Writer's picture: Atul VhaleAtul Vhale

Updated: Dec 27, 2022

Right now, I'm at my parent's house in a small village called Shelgaon in Solapur district, 6 km from Barshi tehsil. Being born and raised here, I'm familiar with agricultural trends over the past couple of decades. Let me attempt to discern a growing concern related to agriculture. Traditionally, our village is known for cultivating sorghum (jowar), wheat, pulses including split red gram (tur dal), black gram (urad dal), split Bengal gram (harbara dal), sugarcane, brinjal, peanuts, sunflowers etc. However, over 90% of the farmers have been choosing to cultivate onions since last decade. When I inquired more about this, I learned that the majority of the villages in western Maharashtra have seen similar trend. Basically, it seems like everyone has caught the "onion fever" and is trying to cash in on the high profits.



Shift in farming across western Maharashtra has triggered two issues:

  • As a result, this trend has created a shortage of essential crops that everyone relies on for nutrition

  • This shortage also explains the soaring prices of essential foods.


Let’s understand causes of this shift:

  1. The main reason for the shift is that onions generate profit by 3X or more compared to other crops, although it is highly volatile, like stock market and crypto prices

  2. The turnaround time for onions is only 4-5 months and can be grown in three seasons per year while other crops take more time and only once a year - from preparing ground to get yield in the market. Even urban businesses would take this path, wouldn’t they? - agile vs waterfall, many short-term engagement vs one long term

  3. Other crops such as pulses or sugarcane degrade the soil quality. After harvesting, it requires plowing, harrowing, and manuring which demand more efforts, resources, and costs to prepare the ground

Unsure if the government has identified this issue but we may want to pose a few questions:


Can the government enable diversifying crops with little intervening and policy enforcement?

State governments may want to take initiatives to help farmers make profit from diversified crops by dislodging unwanted stakeholders and processes involved in selling yield.
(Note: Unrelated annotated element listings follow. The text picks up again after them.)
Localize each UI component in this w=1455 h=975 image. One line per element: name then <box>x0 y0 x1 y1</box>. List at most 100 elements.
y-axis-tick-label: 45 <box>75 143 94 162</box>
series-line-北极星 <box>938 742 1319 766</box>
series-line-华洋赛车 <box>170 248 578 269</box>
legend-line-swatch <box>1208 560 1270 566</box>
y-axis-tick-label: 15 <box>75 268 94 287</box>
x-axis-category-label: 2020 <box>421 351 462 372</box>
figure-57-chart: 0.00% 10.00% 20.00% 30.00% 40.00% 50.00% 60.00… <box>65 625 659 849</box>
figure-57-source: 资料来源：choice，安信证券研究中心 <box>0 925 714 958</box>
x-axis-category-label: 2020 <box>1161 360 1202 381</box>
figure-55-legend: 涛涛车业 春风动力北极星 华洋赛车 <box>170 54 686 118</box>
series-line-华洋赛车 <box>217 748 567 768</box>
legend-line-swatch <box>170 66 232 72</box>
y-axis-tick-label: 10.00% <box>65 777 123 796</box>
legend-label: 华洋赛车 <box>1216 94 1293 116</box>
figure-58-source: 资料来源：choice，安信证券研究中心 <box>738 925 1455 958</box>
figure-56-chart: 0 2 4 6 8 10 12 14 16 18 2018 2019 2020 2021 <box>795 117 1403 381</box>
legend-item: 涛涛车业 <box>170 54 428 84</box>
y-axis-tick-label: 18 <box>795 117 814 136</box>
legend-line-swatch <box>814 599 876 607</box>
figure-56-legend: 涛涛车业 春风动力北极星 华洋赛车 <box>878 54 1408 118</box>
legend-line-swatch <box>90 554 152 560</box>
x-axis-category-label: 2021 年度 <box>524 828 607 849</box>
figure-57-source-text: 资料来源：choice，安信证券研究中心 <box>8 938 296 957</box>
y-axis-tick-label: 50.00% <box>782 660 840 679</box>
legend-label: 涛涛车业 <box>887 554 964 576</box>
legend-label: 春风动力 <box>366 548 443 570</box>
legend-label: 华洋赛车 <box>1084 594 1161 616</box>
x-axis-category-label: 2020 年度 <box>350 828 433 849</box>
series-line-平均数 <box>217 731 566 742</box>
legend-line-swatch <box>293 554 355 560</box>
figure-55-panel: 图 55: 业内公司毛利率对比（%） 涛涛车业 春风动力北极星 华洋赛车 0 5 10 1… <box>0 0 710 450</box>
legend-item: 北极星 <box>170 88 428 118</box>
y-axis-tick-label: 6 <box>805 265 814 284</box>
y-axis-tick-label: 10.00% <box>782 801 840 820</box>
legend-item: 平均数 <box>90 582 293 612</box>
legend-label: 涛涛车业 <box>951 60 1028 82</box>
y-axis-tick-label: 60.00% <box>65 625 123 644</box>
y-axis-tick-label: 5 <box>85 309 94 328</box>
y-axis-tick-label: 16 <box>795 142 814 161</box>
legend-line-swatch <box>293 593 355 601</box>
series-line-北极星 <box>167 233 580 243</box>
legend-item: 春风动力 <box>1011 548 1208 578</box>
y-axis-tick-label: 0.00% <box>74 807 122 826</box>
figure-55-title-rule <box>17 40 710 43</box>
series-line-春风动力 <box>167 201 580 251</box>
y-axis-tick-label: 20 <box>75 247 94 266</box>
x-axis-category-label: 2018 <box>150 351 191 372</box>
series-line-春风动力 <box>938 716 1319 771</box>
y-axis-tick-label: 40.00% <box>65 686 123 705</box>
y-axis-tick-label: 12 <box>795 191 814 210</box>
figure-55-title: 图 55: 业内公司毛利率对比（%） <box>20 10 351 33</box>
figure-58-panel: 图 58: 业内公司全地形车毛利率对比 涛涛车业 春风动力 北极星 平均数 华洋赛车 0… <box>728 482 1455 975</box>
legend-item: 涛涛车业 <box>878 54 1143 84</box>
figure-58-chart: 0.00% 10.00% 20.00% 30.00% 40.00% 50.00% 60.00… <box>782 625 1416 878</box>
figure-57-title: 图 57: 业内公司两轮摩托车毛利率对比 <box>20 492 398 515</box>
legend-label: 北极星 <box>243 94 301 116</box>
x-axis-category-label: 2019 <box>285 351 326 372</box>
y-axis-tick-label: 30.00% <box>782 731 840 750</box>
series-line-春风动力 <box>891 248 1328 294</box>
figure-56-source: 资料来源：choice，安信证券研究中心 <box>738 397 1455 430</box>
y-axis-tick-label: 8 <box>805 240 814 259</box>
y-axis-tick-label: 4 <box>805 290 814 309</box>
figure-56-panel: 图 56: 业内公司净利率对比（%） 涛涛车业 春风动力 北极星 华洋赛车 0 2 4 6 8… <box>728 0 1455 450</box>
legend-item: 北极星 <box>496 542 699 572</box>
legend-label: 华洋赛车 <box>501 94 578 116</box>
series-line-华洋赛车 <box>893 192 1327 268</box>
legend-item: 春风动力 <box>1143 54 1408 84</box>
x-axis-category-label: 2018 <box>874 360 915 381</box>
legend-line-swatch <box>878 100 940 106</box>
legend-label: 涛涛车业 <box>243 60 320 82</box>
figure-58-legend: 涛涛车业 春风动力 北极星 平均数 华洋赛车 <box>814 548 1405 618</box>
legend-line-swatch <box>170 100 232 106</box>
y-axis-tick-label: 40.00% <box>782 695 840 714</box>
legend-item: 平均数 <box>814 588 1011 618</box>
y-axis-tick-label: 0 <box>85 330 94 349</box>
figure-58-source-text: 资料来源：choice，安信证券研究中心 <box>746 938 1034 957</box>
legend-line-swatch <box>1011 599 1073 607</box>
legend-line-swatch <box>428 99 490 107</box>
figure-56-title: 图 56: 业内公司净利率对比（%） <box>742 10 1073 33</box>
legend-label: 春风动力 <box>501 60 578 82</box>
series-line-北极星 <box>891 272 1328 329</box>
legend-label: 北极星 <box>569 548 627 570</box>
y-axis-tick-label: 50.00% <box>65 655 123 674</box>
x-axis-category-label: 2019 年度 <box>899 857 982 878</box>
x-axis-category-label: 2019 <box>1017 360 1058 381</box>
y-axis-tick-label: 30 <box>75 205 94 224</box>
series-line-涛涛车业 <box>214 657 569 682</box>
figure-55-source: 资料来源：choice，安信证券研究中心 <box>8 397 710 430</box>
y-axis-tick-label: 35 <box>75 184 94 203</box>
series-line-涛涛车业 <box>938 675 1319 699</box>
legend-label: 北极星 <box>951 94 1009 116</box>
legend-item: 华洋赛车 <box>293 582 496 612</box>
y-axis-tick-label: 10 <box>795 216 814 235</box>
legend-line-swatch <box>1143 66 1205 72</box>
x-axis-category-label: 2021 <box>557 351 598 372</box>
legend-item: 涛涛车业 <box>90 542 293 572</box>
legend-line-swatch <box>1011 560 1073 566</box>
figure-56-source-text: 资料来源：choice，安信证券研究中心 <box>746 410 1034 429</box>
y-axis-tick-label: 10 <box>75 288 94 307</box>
Provide farming equipments to farmers on rent or discounted price because most of them can’t afford to buy at MRP


How might we get citizens engaged in farming without direct intervention?


This might sound like a crazy and vague suggestion but entrepreneures should start thinking collectively over how blockchain can be implemeneted in agriculture related businesses. Imagine a software developer putting money into growing potatoes using a blockchain based p2p platform. Both the parties having consensual smart contracts which offers trustless validation or based on 'proof of history'. One may ask but how not-so-digital-savvy farmers will use blockchain based dApp and answer to that is just how people adapted digital payments countrywide.

How might we cultivate entrepreneurial culture among farmers?


Farmers will not prosper if they just rely on produce from land. They must be engaged in linked businesses and by that I do not mean just cattle farming. When I asked one of my friends in the village, “How profitable is selling milk to dairy?”, to which he said, “Hardly anyone had made a profit out of this. It’s people who run a dairy that make the most money”. It may sound naive but what if we democratize who runs a dairy business or any other companies that depend on raw material from farms? Imagine many farmers come together with a small amount which can be invested in business, become shareholders and who can also govern the whole decision making similar to tokens used in blockchain for governance and community decision making.


I believe that little innovation and system thinking may give birth to new opportunities to uplift lives of struggling farmers.